The Role of Data Filtering in Open Source Software Ranking and Selection

Faced with over 100M open source projects most empirical investigations select a subset. Most research papers in leading venues investigated filtering projects by some measure of popularity with explicit or implicit arguments that unpopular projects are not of interest, may not even represent "real" software projects, or that less popular projects are not worthy of study. However, such filtering may have enormous effects on the results of the studies if and precisely because the sought-out response or prediction is in any way related to the filtering criteria. We exemplify the impact of this practice on research outcomes: how filtering of projects listed on GitHub affects the assessment of their popularity. We randomly sample over 100,000 repositories and use multiple regression to model the number of stars (a proxy for popularity) based on the number of commits, the duration of the project, the number of authors, and the number of core developers. Comparing control with the entire dataset with a filtered model projects having ten or more authors we find that while certain characteristics of the repository consistently predict popularity, the filtering process significantly alters the relation ships between these characteristics and the response. The number of commits exhibited a positive correlation with popularity in the control sample but showed a negative correlation in the filtered sample. These findings highlight the potential biases introduced by data filtering and emphasize the need for careful sample selection in empirical research of mining software repositories. We recommend that empirical work should either analyze complete datasets such as World of Code, or employ stratified random sampling from a complete dataset to ensure that filtering is not biasing the results.

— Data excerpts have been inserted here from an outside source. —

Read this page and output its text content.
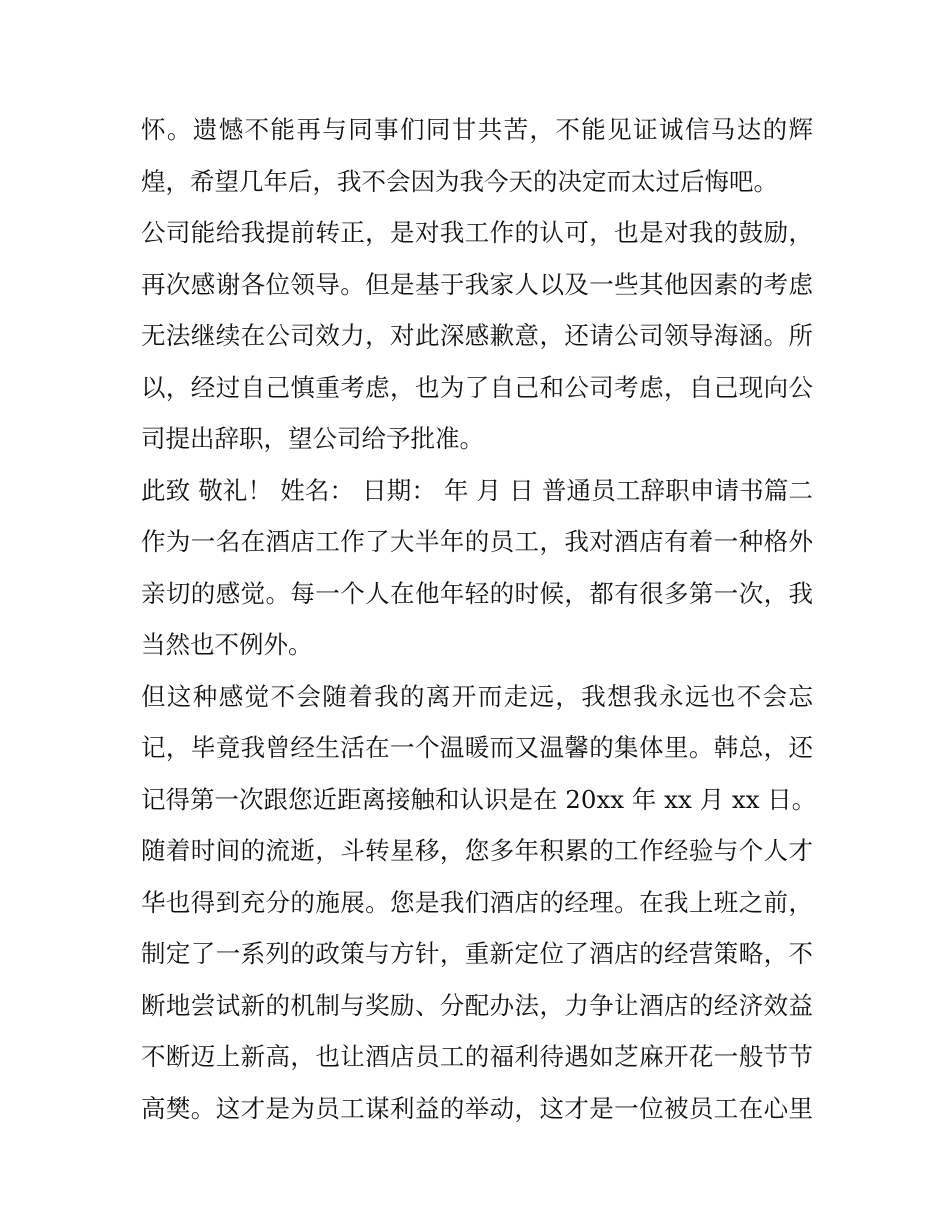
怀。遗憾不能再与同事们同甘共苦，不能见证诚信马达的辉
煌，希望几年后，我不会因为我今天的决定而太过后悔吧。
公司能给我提前转正，是对我工作的认可，也是对我的鼓励，
再次感谢各位领导。但是基于我家人以及一些其他因素的考虑
无法继续在公司效力，对此深感歉意，还请公司领导海涵。所
以，经过自己慎重考虑，也为了自己和公司考虑，自己现向公
司提出辞职，望公司给予批准。
此致 敬礼！ 姓名： 日期： 年 月 日 普通员工辞职申请书篇二
作为一名在酒店工作了大半年的员工，我对酒店有着一种格外
亲切的感觉。每一个人在他年轻的时候，都有很多第一次，我
当然也不例外。
但这种感觉不会随着我的离开而走远，我想我永远也不会忘
记，毕竟我曾经生活在一个温暖而又温馨的集体里。韩总，还
记得第一次跟您近距离接触和认识是在 20xx 年 xx 月 xx 日。
随着时间的流逝，斗转星移，您多年积累的工作经验与个人才
华也得到充分的施展。您是我们酒店的经理。在我上班之前，
制定了一系列的政策与方针，重新定位了酒店的经营策略，不
断地尝试新的机制与奖励、分配办法，力争让酒店的经济效益
不断迈上新高，也让酒店员工的福利待遇如芝麻开花一般节节
高樊。这才是为员工谋利益的举动，这才是一位被员工在心里
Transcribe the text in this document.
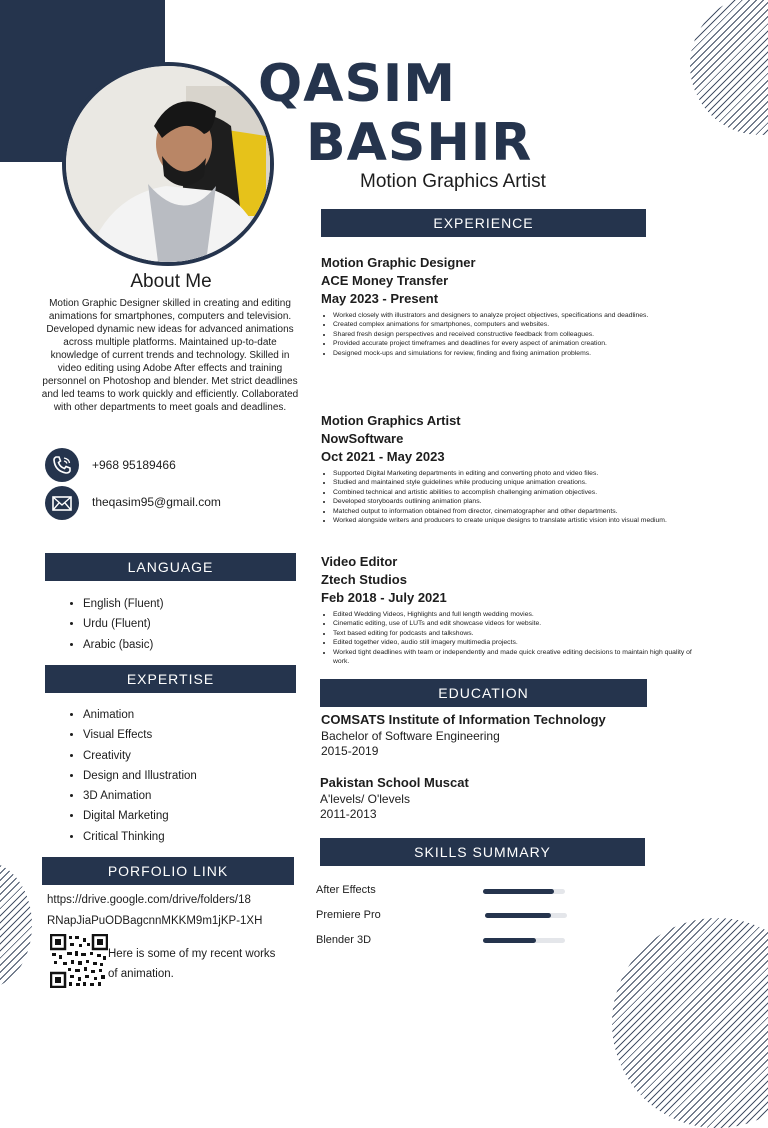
QASIM
BASHIR
Motion Graphics Artist
About Me
Motion Graphic Designer skilled in creating and editing animations for smartphones, computers and television. Developed dynamic new ideas for advanced animations across multiple platforms. Maintained up-to-date knowledge of current trends and technology. Skilled in video editing using Adobe After effects and training personnel on Photoshop and blender. Met strict deadlines and led teams to work quickly and efficiently. Collaborated with other departments to meet goals and deadlines.
+968 95189466
theqasim95@gmail.com
LANGUAGE
• English (Fluent)
• Urdu (Fluent)
• Arabic (basic)
EXPERTISE
• Animation
• Visual Effects
• Creativity
• Design and Illustration
• 3D Animation
• Digital Marketing
• Critical Thinking
PORFOLIO LINK
https://drive.google.com/drive/folders/18
RNapJiaPuODBagcnnMKKM9m1jKP-1XH
Here is some of my recent works
of animation.
EXPERIENCE
Motion Graphic Designer
ACE Money Transfer
May 2023 - Present
• Worked closely with illustrators and designers to analyze project objectives, specifications and deadlines.
• Created complex animations for smartphones, computers and websites.
• Shared fresh design perspectives and received constructive feedback from colleagues.
• Provided accurate project timeframes and deadlines for every aspect of animation creation.
• Designed mock-ups and simulations for review, finding and fixing animation problems.
Motion Graphics Artist
NowSoftware
Oct 2021 - May 2023
• Supported Digital Marketing departments in editing and converting photo and video files.
• Studied and maintained style guidelines while producing unique animation creations.
• Combined technical and artistic abilities to accomplish challenging animation objectives.
• Developed storyboards outlining animation plans.
• Matched output to information obtained from director, cinematographer and other departments.
• Worked alongside writers and producers to create unique designs to translate artistic vision into visual medium.
Video Editor
Ztech Studios
Feb 2018 - July 2021
• Edited Wedding Videos, Highlights and full length wedding movies.
• Cinematic editing, use of LUTs and edit showcase videos for website.
• Text based editing for podcasts and talkshows.
• Edited together video, audio still imagery multimedia projects.
• Worked tight deadlines with team or independently and made quick creative editing decisions to maintain high quality of work.
EDUCATION
COMSATS Institute of Information Technology
Bachelor of Software Engineering
2015-2019
Pakistan School Muscat
A'levels/ O'levels
2011-2013
SKILLS SUMMARY
After Effects
Premiere Pro
Blender 3D
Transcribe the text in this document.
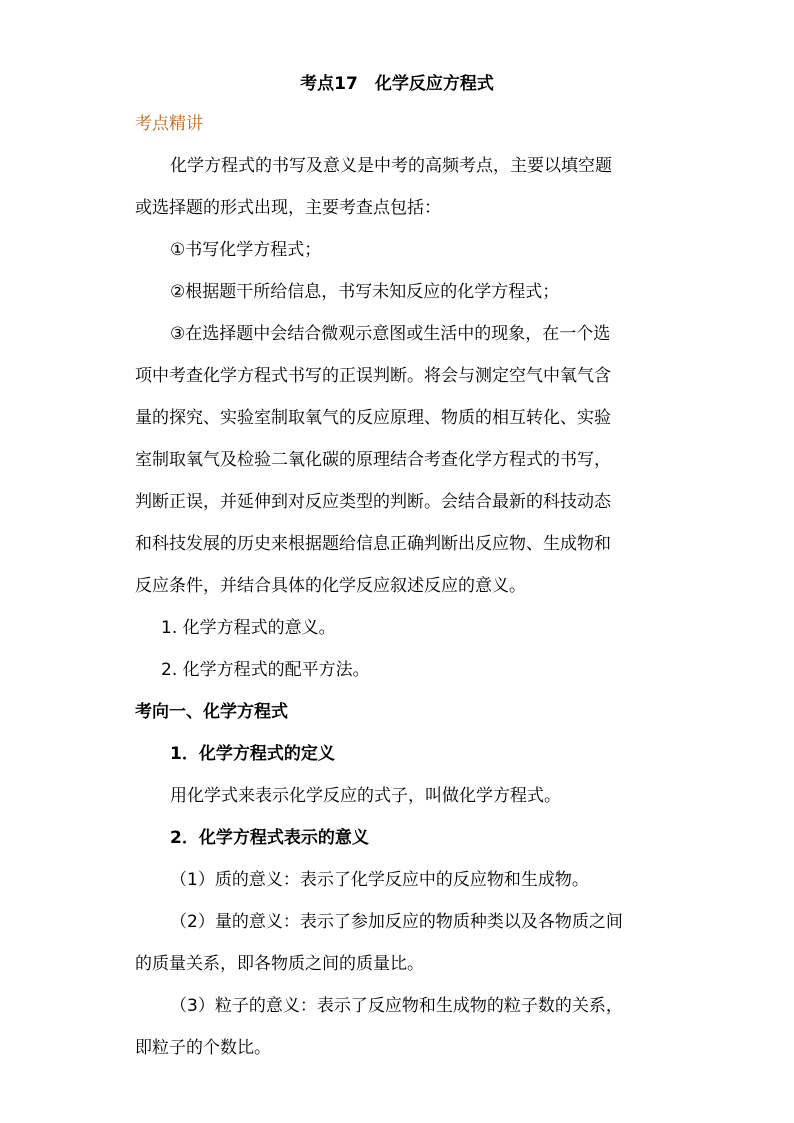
考点17　化学反应方程式
考点精讲
化学方程式的书写及意义是中考的高频考点，主要以填空题
或选择题的形式出现，主要考查点包括：
①书写化学方程式；
②根据题干所给信息，书写未知反应的化学方程式；
③在选择题中会结合微观示意图或生活中的现象，在一个选
项中考查化学方程式书写的正误判断。将会与测定空气中氧气含
量的探究、实验室制取氧气的反应原理、物质的相互转化、实验
室制取氧气及检验二氧化碳的原理结合考查化学方程式的书写，
判断正误，并延伸到对反应类型的判断。会结合最新的科技动态
和科技发展的历史来根据题给信息正确判断出反应物、生成物和
反应条件，并结合具体的化学反应叙述反应的意义。
1. 化学方程式的意义。
2. 化学方程式的配平方法。
考向一、化学方程式
1．化学方程式的定义
用化学式来表示化学反应的式子，叫做化学方程式。
2．化学方程式表示的意义
（1）质的意义：表示了化学反应中的反应物和生成物。
（2）量的意义：表示了参加反应的物质种类以及各物质之间
的质量关系，即各物质之间的质量比。
（3）粒子的意义：表示了反应物和生成物的粒子数的关系，
即粒子的个数比。
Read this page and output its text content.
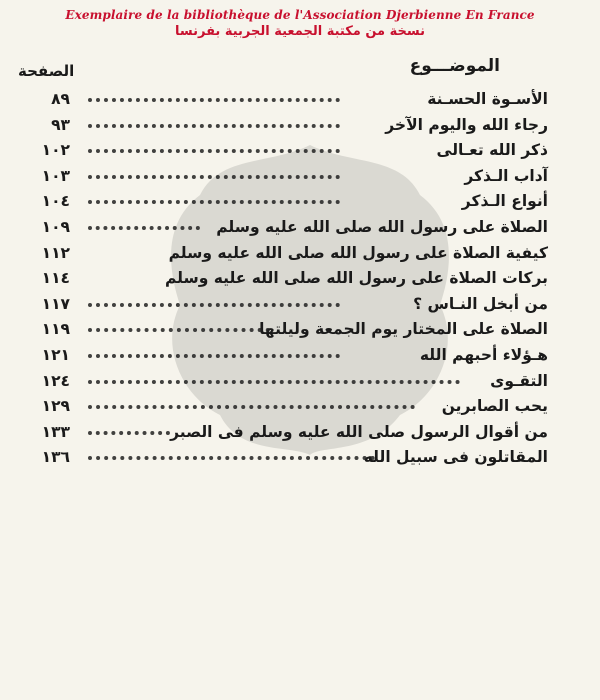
Exemplaire de la bibliothèque de l'Association Djerbienne En France
نسخة من مكتبة الجمعية الجربية بفرنسا
الموضـــوع
الصفحة
الأسـوة الحسـنة
٨٩
رجاء الله واليوم الآخر
٩٣
ذكر الله تعـالى
١٠٢
آداب الـذكر
١٠٣
أنواع الـذكر
١٠٤
الصلاة على رسول الله صلى الله عليه وسلم
١٠٩
كيفية الصلاة على رسول الله صلى الله عليه وسلم
١١٢
بركات الصلاة على رسول الله صلى الله عليه وسلم
١١٤
من أبخل النـاس ؟
١١٧
الصلاة على المختار يوم الجمعة وليلتها
١١٩
هـؤلاء أحبهم الله
١٢١
التقـوى
١٢٤
يحب الصابرين
١٢٩
من أقوال الرسول صلى الله عليه وسلم فى الصبر
١٣٣
المقاتلون فى سبيل الله
١٣٦
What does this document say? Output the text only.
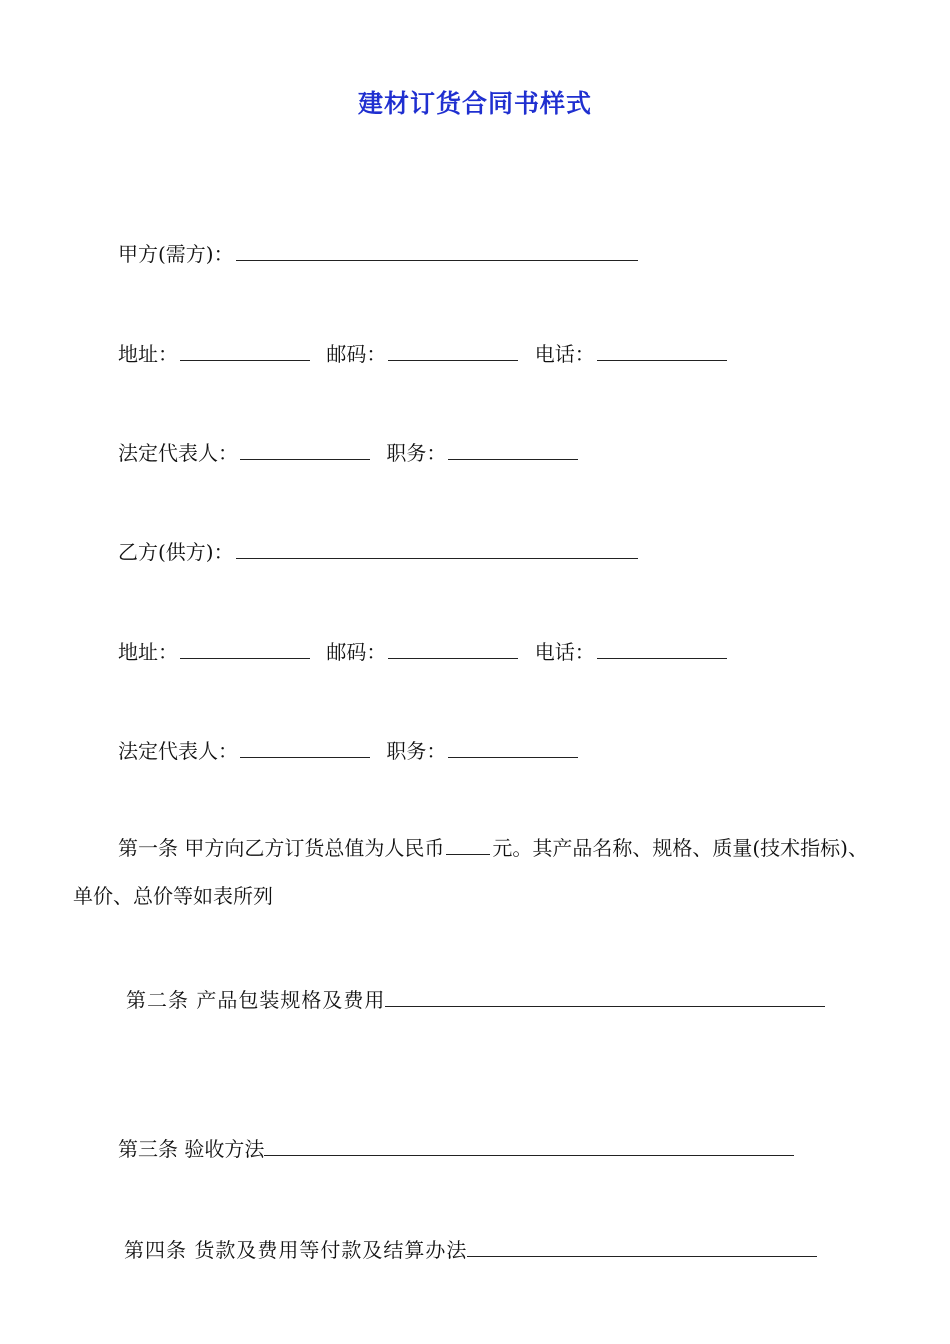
建材订货合同书样式
甲方(需方)：
地址：	邮码：	电话：
法定代表人：	职务：
乙方(供方)：
地址：	邮码：	电话：
法定代表人：	职务：
第一条 甲方向乙方订货总值为人民币 元。其产品名称、规格、质量(技术指标)、单价、总价等如表所列
第二条 产品包装规格及费用
第三条 验收方法
第四条 货款及费用等付款及结算办法
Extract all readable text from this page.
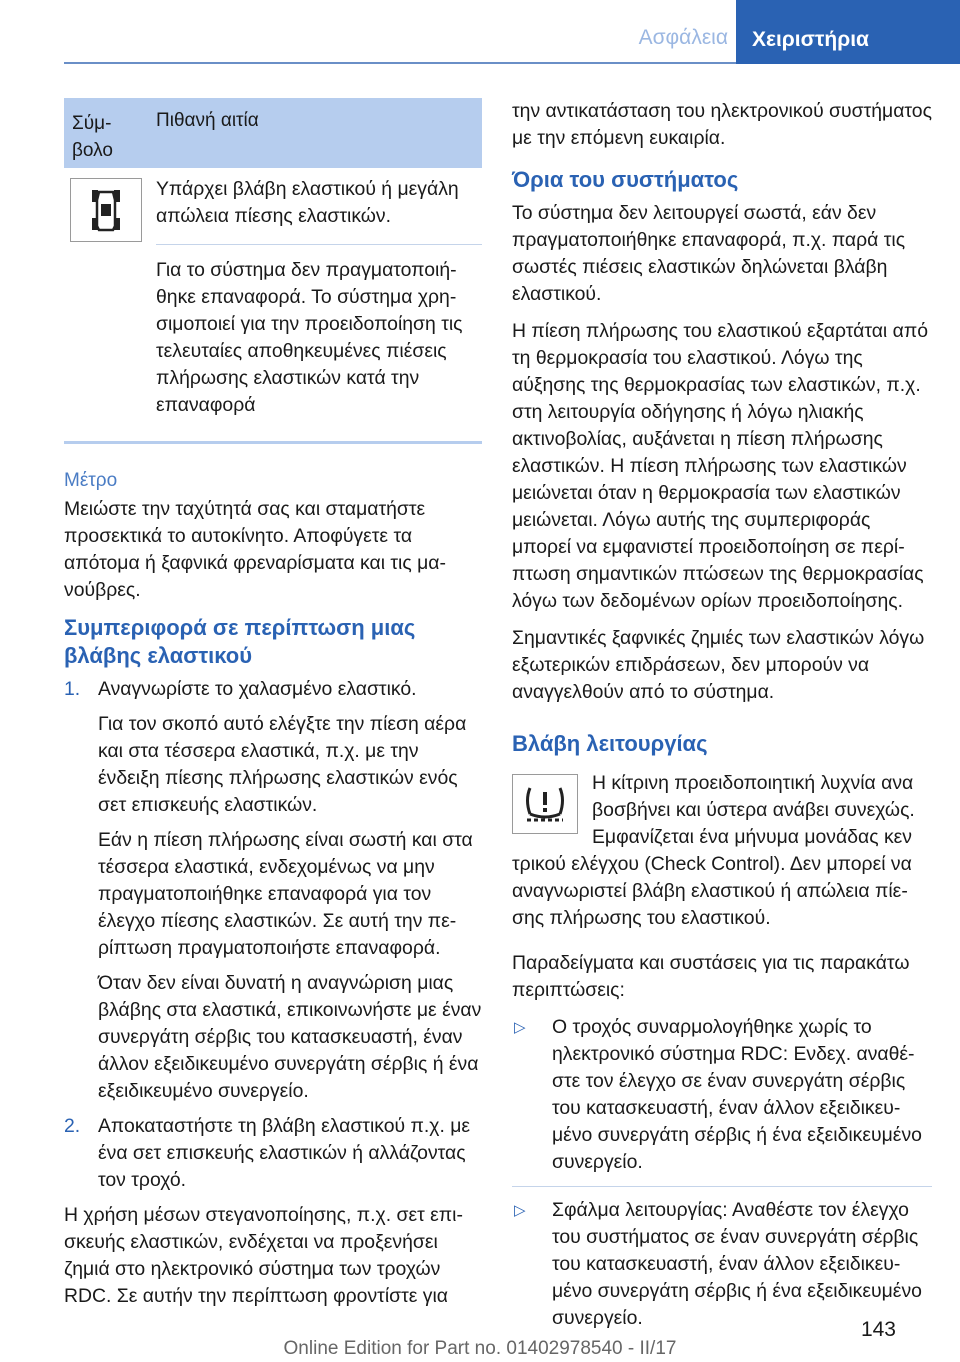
Ασφάλεια	Χειριστήρια
Σύμ-
βολο
Πιθανή αιτία

Υπάρχει βλάβη ελαστικού ή μεγάλη απώλεια πίεσης ελαστικών.

Για το σύστημα δεν πραγματοποιήθηκε επαναφορά. Το σύστημα χρησιμοποιεί για την προειδοποίηση τις τελευταίες αποθηκευμένες πιέσεις πλήρωσης ελαστικών κατά την επαναφορά

Μέτρο

Μειώστε την ταχύτητά σας και σταματήστε προσεκτικά το αυτοκίνητο. Αποφύγετε τα απότομα ή ξαφνικά φρεναρίσματα και τις μανούβρες.

Συμπεριφορά σε περίπτωση μιας βλάβης ελαστικού
1. Αναγνωρίστε το χαλασμένο ελαστικό.

Για τον σκοπό αυτό ελέγξτε την πίεση αέρα και στα τέσσερα ελαστικά, π.χ. με την ένδειξη πίεσης πλήρωσης ελαστικών ενός σετ επισκευής ελαστικών.

Εάν η πίεση πλήρωσης είναι σωστή και στα τέσσερα ελαστικά, ενδεχομένως να μην πραγματοποιήθηκε επαναφορά για τον έλεγχο πίεσης ελαστικών. Σε αυτή την περίπτωση πραγματοποιήστε επαναφορά.

Όταν δεν είναι δυνατή η αναγνώριση μιας βλάβης στα ελαστικά, επικοινωνήστε με έναν συνεργάτη σέρβις του κατασκευαστή, έναν άλλον εξειδικευμένο συνεργάτη σέρβις ή ένα εξειδικευμένο συνεργείο.

2. Αποκαταστήστε τη βλάβη ελαστικού π.χ. με ένα σετ επισκευής ελαστικών ή αλλάζοντας τον τροχό.

Η χρήση μέσων στεγανοποίησης, π.χ. σετ επισκευής ελαστικών, ενδέχεται να προξενήσει ζημιά στο ηλεκτρονικό σύστημα των τροχών RDC. Σε αυτήν την περίπτωση φροντίστε για

την αντικατάσταση του ηλεκτρονικού συστήματος με την επόμενη ευκαιρία.

Όρια του συστήματος

Το σύστημα δεν λειτουργεί σωστά, εάν δεν πραγματοποιήθηκε επαναφορά, π.χ. παρά τις σωστές πιέσεις ελαστικών δηλώνεται βλάβη ελαστικού.

Η πίεση πλήρωσης του ελαστικού εξαρτάται από τη θερμοκρασία του ελαστικού. Λόγω της αύξησης της θερμοκρασίας των ελαστικών, π.χ. στη λειτουργία οδήγησης ή λόγω ηλιακής ακτινοβολίας, αυξάνεται η πίεση πλήρωσης ελαστικών. Η πίεση πλήρωσης των ελαστικών μειώνεται όταν η θερμοκρασία των ελαστικών μειώνεται. Λόγω αυτής της συμπεριφοράς μπορεί να εμφανιστεί προειδοποίηση σε περίπτωση σημαντικών πτώσεων της θερμοκρασίας λόγω των δεδομένων ορίων προειδοποίησης.

Σημαντικές ξαφνικές ζημιές των ελαστικών λόγω εξωτερικών επιδράσεων, δεν μπορούν να αναγγελθούν από το σύστημα.

Βλάβη λειτουργίας

Η κίτρινη προειδοποιητική λυχνία ανα

βοσβήνει και ύστερα ανάβει συνεχώς.

Εμφανίζεται ένα μήνυμα μονάδας κεν

τρικού ελέγχου (Check Control). Δεν μπορεί να αναγνωριστεί βλάβη ελαστικού ή απώλεια πίεσης πλήρωσης του ελαστικού.

Παραδείγματα και συστάσεις για τις παρακάτω περιπτώσεις:

▷ Ο τροχός συναρμολογήθηκε χωρίς το ηλεκτρονικό σύστημα RDC: Ενδεχ. αναθέστε τον έλεγχο σε έναν συνεργάτη σέρβις του κατασκευαστή, έναν άλλον εξειδικευμένο συνεργάτη σέρβις ή ένα εξειδικευμένο συνεργείο.
▷ Σφάλμα λειτουργίας: Αναθέστε τον έλεγχο του συστήματος σε έναν συνεργάτη σέρβις του κατασκευαστή, έναν άλλον εξειδικευμένο συνεργάτη σέρβις ή ένα εξειδικευμένο συνεργείο.	143
Online Edition for Part no. 01402978540 - II/17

翻译：面对超过1亿个开源项目，大多数实证研究仅选取子集进行分析。在顶级期刊发表的研究论文中，许多基于某种流行度指标对项目进行过滤，其明示或暗含的论据是：不流行项目缺乏研究价值，甚至可能不构成"真正"的软件项目，或低流行度项目不值得研究。然而，当研究的目标响应或预测结果与过滤标准存在关联时，这种过滤方法可能对研究结论产生重大影响。本文通过实证案例说明该实践对研究结果的影响：如何基于GitHub项目列表的过滤方式影响其流行度评估。我们随机抽样超过10万个存储库，采用多元回归模型，以提交次数、项目持续时间、贡献者人数及核心开发者数量为变量，预测星标数（流行度代理指标）。通过对比完整数据集与过滤后模型（筛选包含十位及以上贡献者的项目），发现尽管存储库的某些特征能稳定预测流行度，但过滤过程显著改变了这些特征与响应变量之间的关系。在对照组样本中，提交次数与流行度呈正相关，但在过滤样本中却呈现负相关。这些发现揭示了数据过滤可能引入的偏差，强调在软件仓库挖掘实证研究中需谨慎选择样本。我们建议实证研究应分析完整数据集（如World of Code），或采用分层随机抽样方法，以确保过滤不会导致结果偏差。